Ma poi è successo qualcosa. Già, perché mentre nel giro di 30-40 minuti se ne erano andati Lorenzo Riccetti (UPP, ex vicesindaco) e Umberto Santucci (responsabile della comunicazione del M5S Porto Recanati), in sala era rimasto Giovanni Giri, preside dell’ITIS di Recanati nonché, come detto, candidato sindaco del PD Porto Recanati. E così, dal tavolo dei relatori, abbiamo preso a parlare di Burchio, percependo da subito l’interesse di Giri e del suo vicino di posto, l’avvocato Aldo Sichetti (già membro del direttivo PD locale, consigliere presso Astea Energia Spa, cioè il ramo Astea che si occupa di Elettricità e Gas).

Chi non ha seguito il dramma edilizio-politico-mediatico-shakespeariano del Burchio può rimettersi in pari con il “serial” cliccando qui, qui o qui. Per ora basti sapere che si tratta di un progetto edilizio che ha comportato una megavariante – da terreno agricolo a R1, cioè edificabile a scopo turistico. Variante che passa col sindaco Ubaldi (UDC) nel dicembre 2013, viene cassata nell’autunno 2014 dalla giunta successiva (sindaco Sabrina Montali, con PSI, PD, UPP, Alternativa Civica, Sel, Paese Vero), finché nasce un contenzioso innescato dalla Srl proponente. L’oggetto del contendere è un resort 5 stelle superior, dal costo dichiarato di 70 milioni (ma erano 40-42, all’inizio), per 78mila metri cubi di cemento da collocare su un colle (il Burchio, zona Montarice) che misura 34 ettari (2% del territorio cittadino) cade a picco con un crepaccio sul bordo del fiume Potenza, lambisce due frane in movimento e una villa romana del II secolo DC e affaccia su depuratore, Hotel House, uno spicchietto di mare e a meno di 80 metri la A14 col suo fracasso di camion e auto (ricordiamo che per legge un 5 stelle deve restare aperto 24h 12 mesi l’anno).

La pratica è in mano al Consiglio di Stato, cui ha fatto ricorso il Comune – commissariato da 9 mesi – di Porto Recanati, dopo una prima sentenza del TAR favorevole alla ditta proponente, la Coneroblu Srl, in quanto ha fatto fuori la delibera Montali, ma favorevole anche alle tasche dei cittadini, in quanto non ha riconosciuto un danno per il “dietrofront” del Consiglio Comunale del 21 novembre 2014 (in cui la variante, già adottata in prima istanza un anno prima, non fu approvata).
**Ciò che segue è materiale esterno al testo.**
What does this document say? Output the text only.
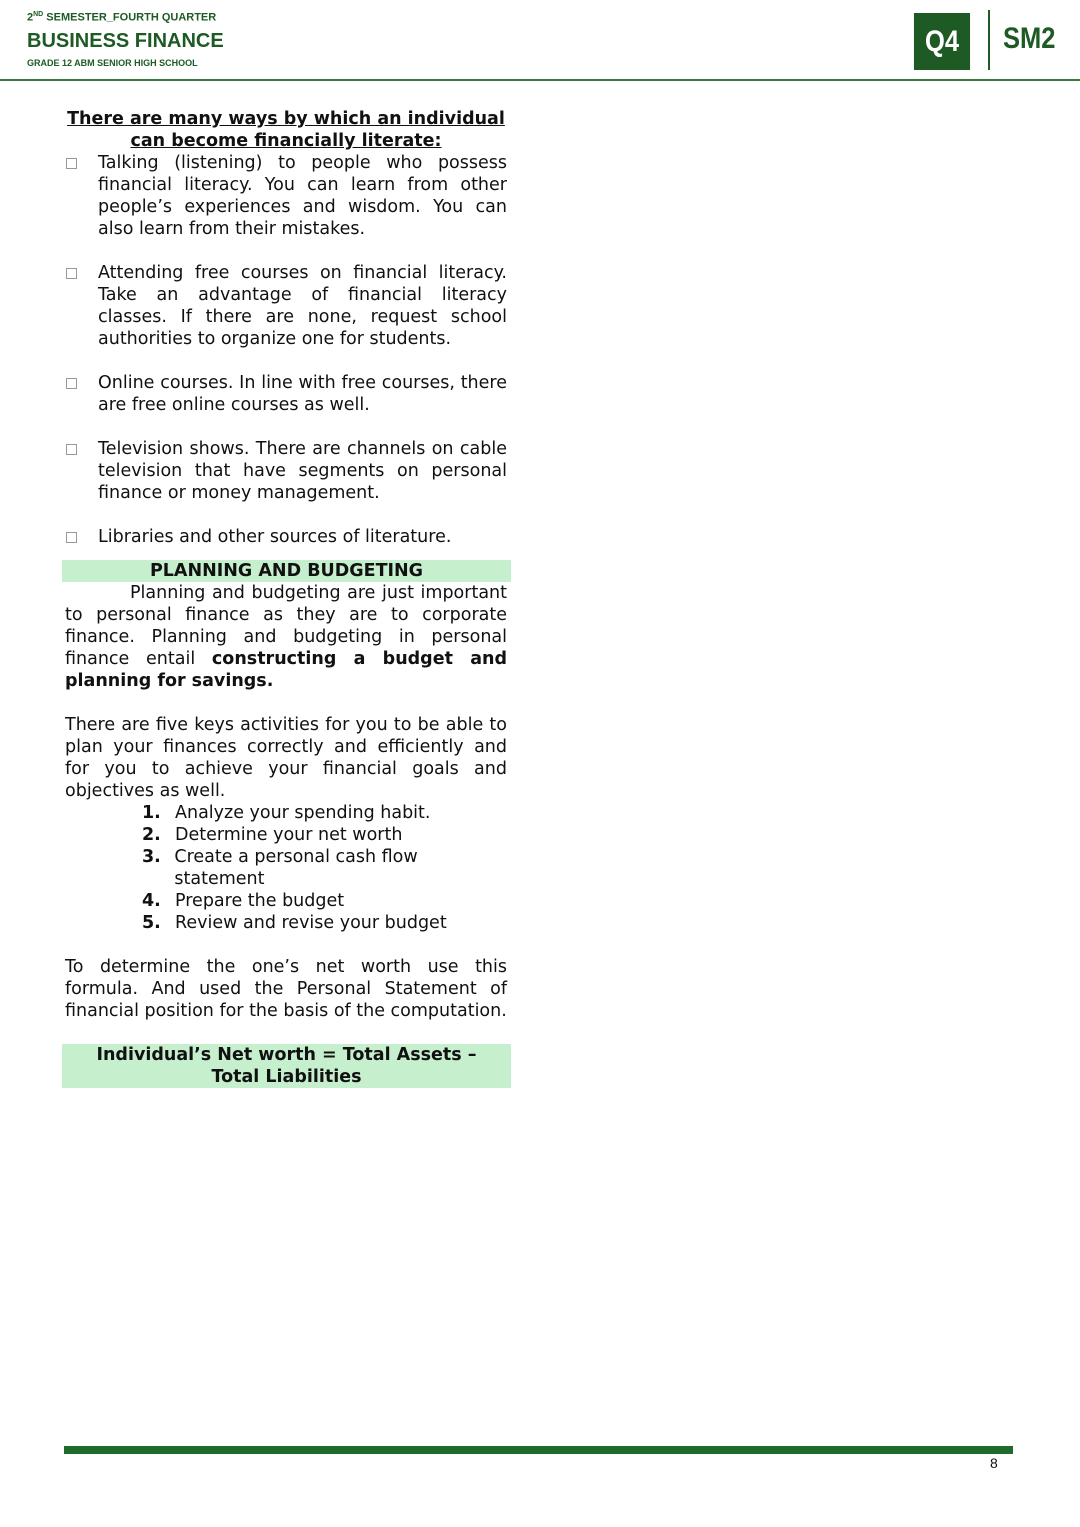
2ND SEMESTER_FOURTH QUARTER
BUSINESS FINANCE
GRADE 12 ABM SENIOR HIGH SCHOOL
Q4	SM2
There are many ways by which an individual can become financially literate:
Talking (listening) to people who possess financial literacy. You can learn from other people’s experiences and wisdom. You can also learn from their mistakes.
Attending free courses on financial literacy. Take an advantage of financial literacy classes. If there are none, request school authorities to organize one for students.
Online courses. In line with free courses, there are free online courses as well.
Television shows. There are channels on cable television that have segments on personal finance or money management.
Libraries and other sources of literature.
PLANNING AND BUDGETING
Planning and budgeting are just important to personal finance as they are to corporate finance. Planning and budgeting in personal finance entail constructing a budget and planning for savings.
There are five keys activities for you to be able to plan your finances correctly and efficiently and for you to achieve your financial goals and objectives as well.
1. Analyze your spending habit.
2. Determine your net worth
3. Create a personal cash flow statement
4. Prepare the budget
5. Review and revise your budget
To determine the one’s net worth use this formula. And used the Personal Statement of financial position for the basis of the computation.
Individual’s Net worth = Total Assets – Total Liabilities
8
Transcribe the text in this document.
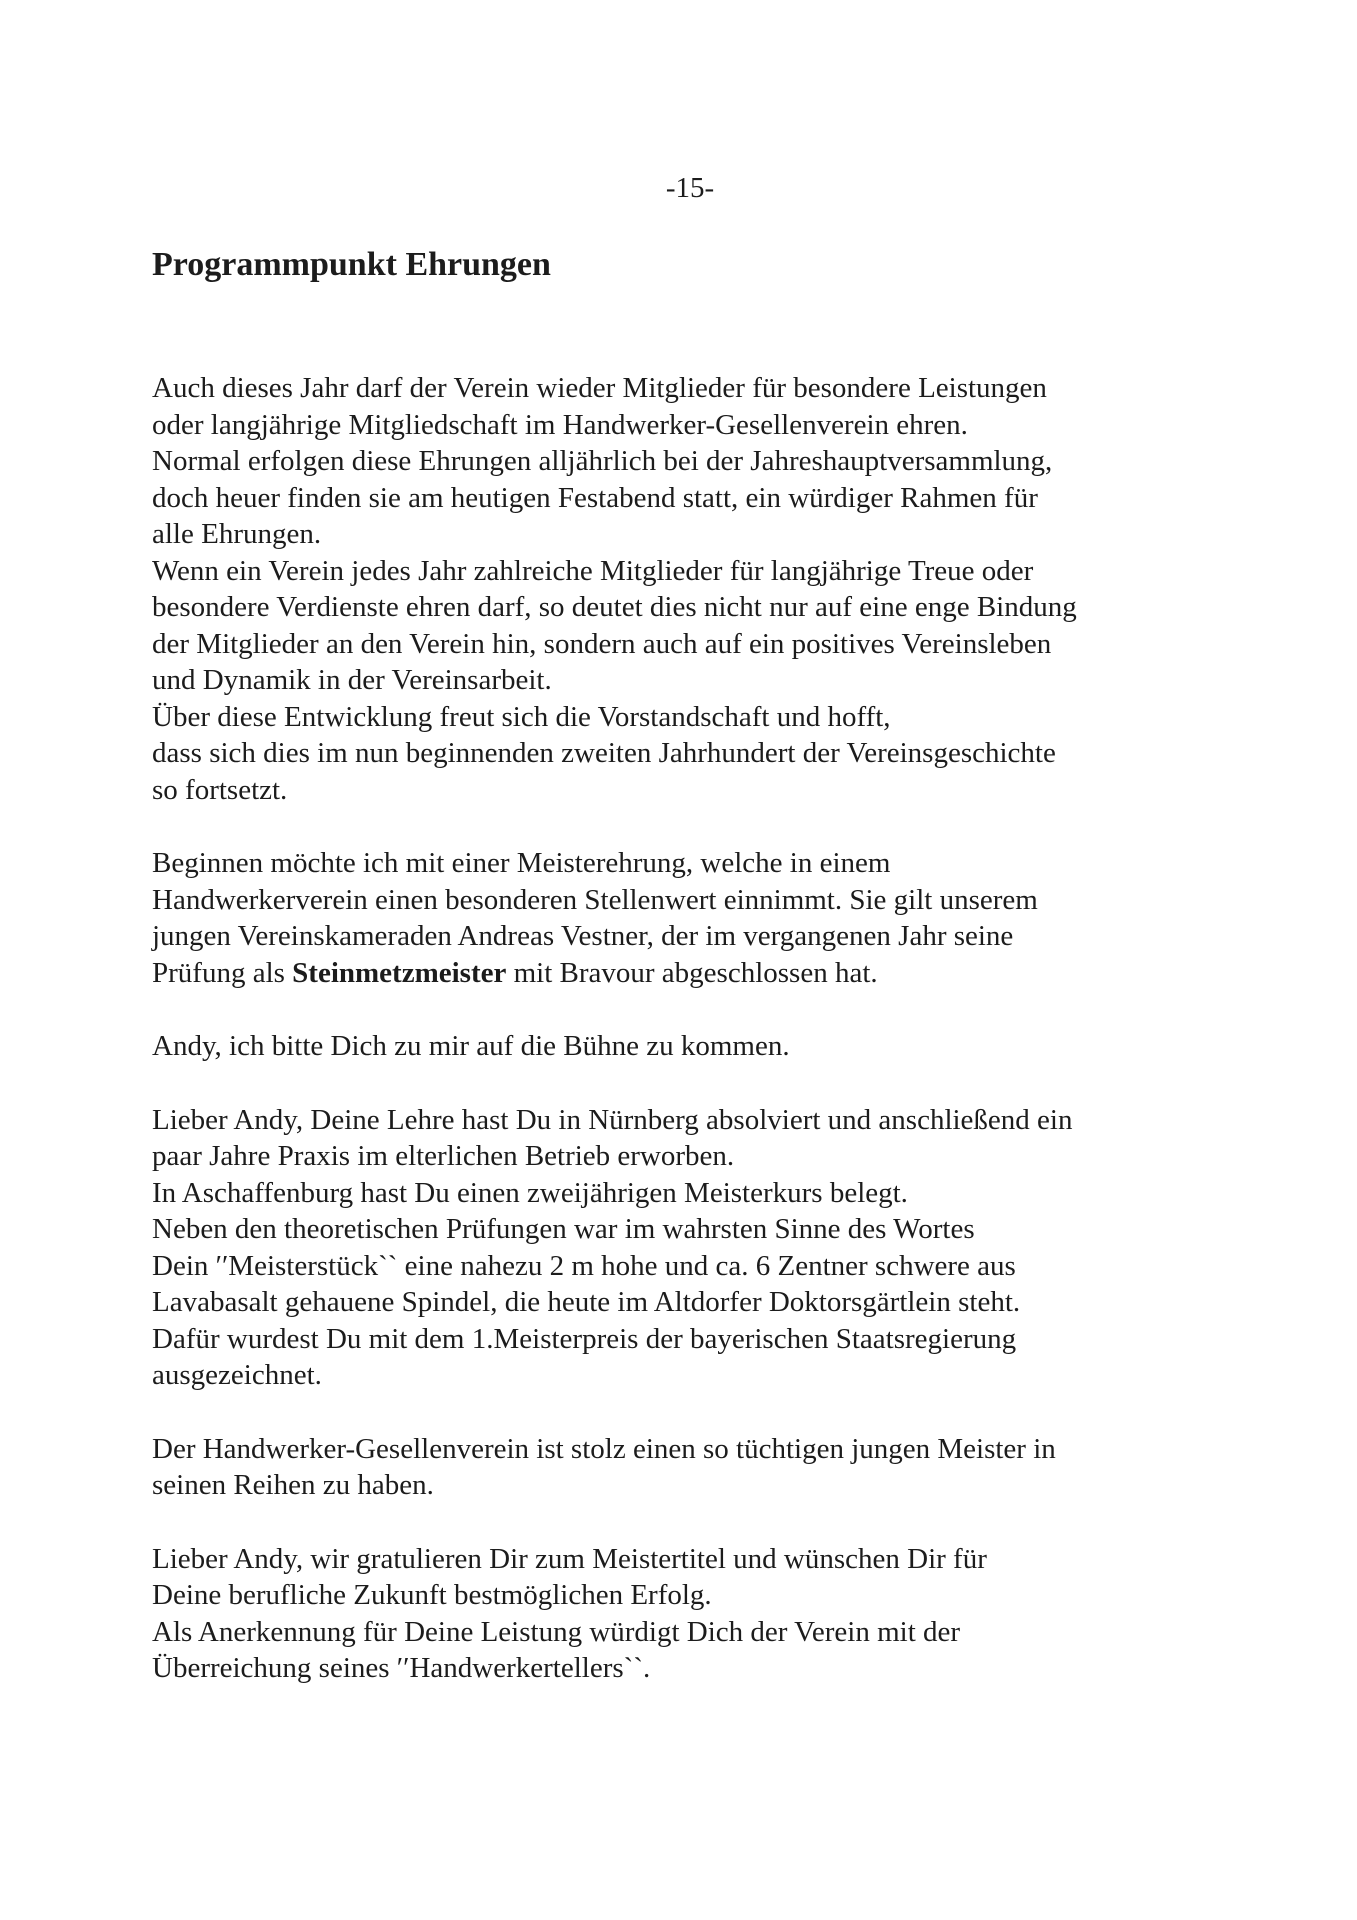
-15-
Programmpunkt Ehrungen

Auch dieses Jahr darf der Verein wieder Mitglieder für besondere Leistungen
oder langjährige Mitgliedschaft im Handwerker-Gesellenverein ehren.
Normal erfolgen diese Ehrungen alljährlich bei der Jahreshauptversammlung,
doch heuer finden sie am heutigen Festabend statt, ein würdiger Rahmen für
alle Ehrungen.
Wenn ein Verein jedes Jahr zahlreiche Mitglieder für langjährige Treue oder
besondere Verdienste ehren darf, so deutet dies nicht nur auf eine enge Bindung
der Mitglieder an den Verein hin, sondern auch auf ein positives Vereinsleben
und Dynamik in der Vereinsarbeit.
Über diese Entwicklung freut sich die Vorstandschaft und hofft,
dass sich dies im nun beginnenden zweiten Jahrhundert der Vereinsgeschichte
so fortsetzt.

Beginnen möchte ich mit einer Meisterehrung, welche in einem
Handwerkerverein einen besonderen Stellenwert einnimmt. Sie gilt unserem
jungen Vereinskameraden Andreas Vestner, der im vergangenen Jahr seine
Prüfung als Steinmetzmeister mit Bravour abgeschlossen hat.

Andy, ich bitte Dich zu mir auf die Bühne zu kommen.

Lieber Andy, Deine Lehre hast Du in Nürnberg absolviert und anschließend ein
paar Jahre Praxis im elterlichen Betrieb erworben.
In Aschaffenburg hast Du einen zweijährigen Meisterkurs belegt.
Neben den theoretischen Prüfungen war im wahrsten Sinne des Wortes
Dein ′′Meisterstück`` eine nahezu 2 m hohe und ca. 6 Zentner schwere aus
Lavabasalt gehauene Spindel, die heute im Altdorfer Doktorsgärtlein steht.
Dafür wurdest Du mit dem 1.Meisterpreis der bayerischen Staatsregierung
ausgezeichnet.

Der Handwerker-Gesellenverein ist stolz einen so tüchtigen jungen Meister in
seinen Reihen zu haben.

Lieber Andy, wir gratulieren Dir zum Meistertitel und wünschen Dir für
Deine berufliche Zukunft bestmöglichen Erfolg.
Als Anerkennung für Deine Leistung würdigt Dich der Verein mit der
Überreichung seines ′′Handwerkertellers``.
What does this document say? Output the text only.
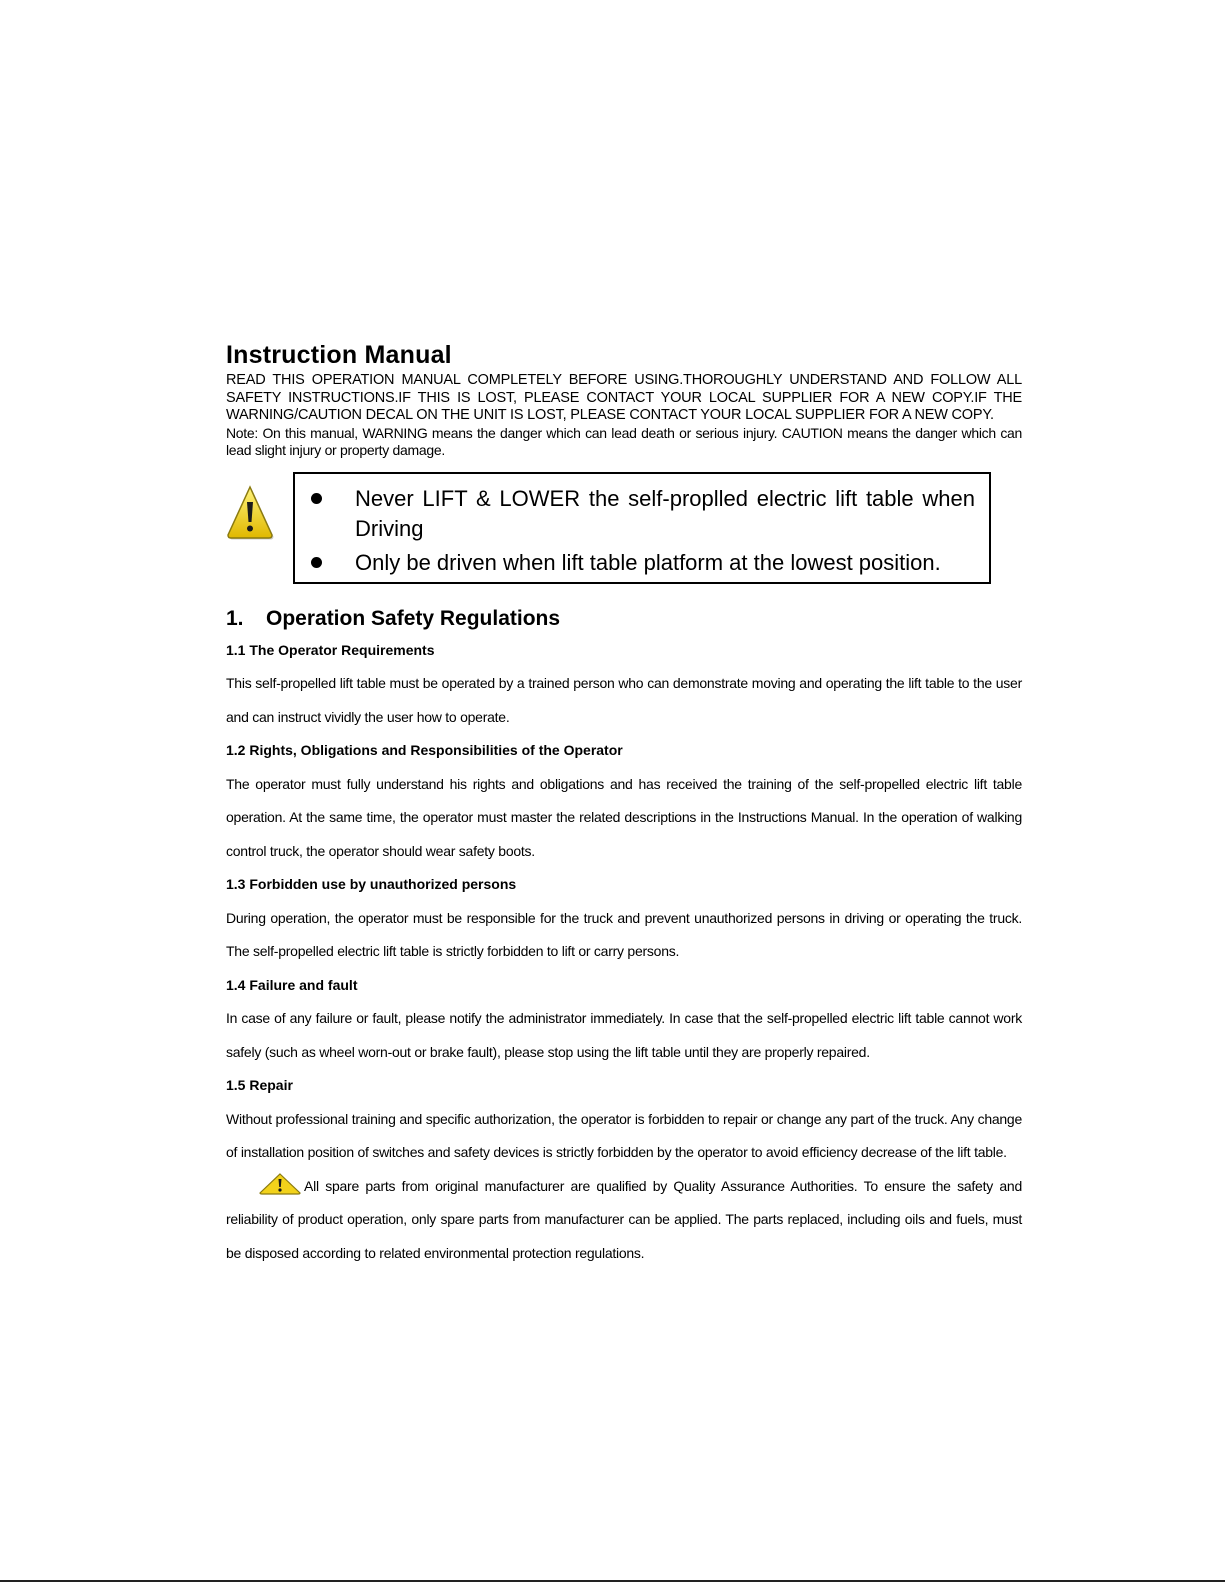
Instruction Manual

READ THIS OPERATION MANUAL COMPLETELY BEFORE USING.THOROUGHLY UNDERSTAND AND FOLLOW ALL SAFETY INSTRUCTIONS.IF THIS IS LOST, PLEASE CONTACT YOUR LOCAL SUPPLIER FOR A NEW COPY.IF THE WARNING/CAUTION DECAL ON THE UNIT IS LOST, PLEASE CONTACT YOUR LOCAL SUPPLIER FOR A NEW COPY.

Note: On this manual, WARNING means the danger which can lead death or serious injury. CAUTION means the danger which can lead slight injury or property damage.

Never LIFT & LOWER the self-proplled electric lift table when Driving
Only be driven when lift table platform at the lowest position.
1. Operation Safety Regulations
1.1 The Operator Requirements

This self-propelled lift table must be operated by a trained person who can demonstrate moving and operating the lift table to the user and can instruct vividly the user how to operate.

1.2 Rights, Obligations and Responsibilities of the Operator

The operator must fully understand his rights and obligations and has received the training of the self-propelled electric lift table operation. At the same time, the operator must master the related descriptions in the Instructions Manual. In the operation of walking control truck, the operator should wear safety boots.

1.3 Forbidden use by unauthorized persons

During operation, the operator must be responsible for the truck and prevent unauthorized persons in driving or operating the truck. The self-propelled electric lift table is strictly forbidden to lift or carry persons.

1.4 Failure and fault

In case of any failure or fault, please notify the administrator immediately. In case that the self-propelled electric lift table cannot work safely (such as wheel worn-out or brake fault), please stop using the lift table until they are properly repaired.

1.5 Repair

Without professional training and specific authorization, the operator is forbidden to repair or change any part of the truck. Any change of installation position of switches and safety devices is strictly forbidden by the operator to avoid efficiency decrease of the lift table.

All spare parts from original manufacturer are qualified by Quality Assurance Authorities. To ensure the safety and reliability of product operation, only spare parts from manufacturer can be applied. The parts replaced, including oils and fuels, must be disposed according to related environmental protection regulations.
Il Consiglio ha fatto sapere alle parti che per le udienze basta così: dal 19 gennaio aspettiamo la sentenza, che secondo alcuni dovrebbe arrivare a marzo (ma secondo chi scrive potrebbe slittare anche più in là nel tempo).

Per inciso, intorno alla grana del Burchio hanno girato: le elezioni comunali 2014, vinte da Sabrina Montali in salsa anti-Ubaldi e anti-cemento (anche i destri più destri votarono la sindaca “de sinistra”); la prima importante spaccatura interna alla coalizione montaliana, con 2 consiglieri su 4 del PD che, dicendosi preoccupati per una causa civile per danni contro il Comune, si alzano al momento fatidico del voto in Consiglio; una campagna stampa tambureggiante pro-Burchio da parte del giornale più venduto in città, il Corriere Adriatico, durata circa 330 giorni; la convergenza pro Burchio di associazioni degli edili, notabili, presidente regionale Giammario Spacca, presidente della Provincia di Macerata Antonio Pettinari, Confindustria nella persona del presidente Giorgio Squinzi (patron della MAPEI e del Sassuolo Calcio); alcune diffide con minaccia di causa civile per diffamazione, inviate dalla Coneroblu al sottoscritto, al giornale per cui scriveva, a un dirigente di Italia Nostra, sempre reclamando la stessa cifra, cioè 465mila euro (ne riparleremo).

Ma torniamo a noi. Abbiamo chiesto a Giri: “Se il Consiglio di Stato dovesse confermare in toto la sentenza del TAR Marche, e se lei diventasse sindaco e avesse da giocare la palla che a quel punto sarebbe tornata nel campo del Comune, che cosa farebbe: una delibera che dice Sì al resort al Burchio, o una delibera che ripeterebbe il No? (va da sé che non si potrebbero, a quel punto, ripetere le motivazioni montaliane bocciate dal CdS, ma si potrebbe comunque chiudere l’iter con una disapprovazione, ndr)”. A quel punto Giri prende il microfono e comincia così: “Ai tempi del Borgo Marinaro ero in giunta e ottenemmo dai costruttori 2 miliardi di lire per realizzare il cavalcaferrovia. Penso quindi che l’amministrazione debba trattare per avere ben di più di un marciapiede”. Prosegue Giri, con un atteggiamento che ci appare tra l’imbarazzato e l’incerto: “Qualche passo avanti di troppo l’abbiamo fatto nel consumo del nostro territorio. Quella proposta nel libro è una linea che non avrei difficoltà a sposare se fossi sindaco. Perché non voglio fare un adeguamento supino alla proprietà privata: centinaia di metri cubi sono stati autorizzati nel corso degli anni, sicché è ora di pretendere i giusti criteri di risparmio energetico, di imporre l’obbligo di avere apparecchiature adeguate etc. Ma non adottiamo un’ottica punitiva o di penalizzazione…”.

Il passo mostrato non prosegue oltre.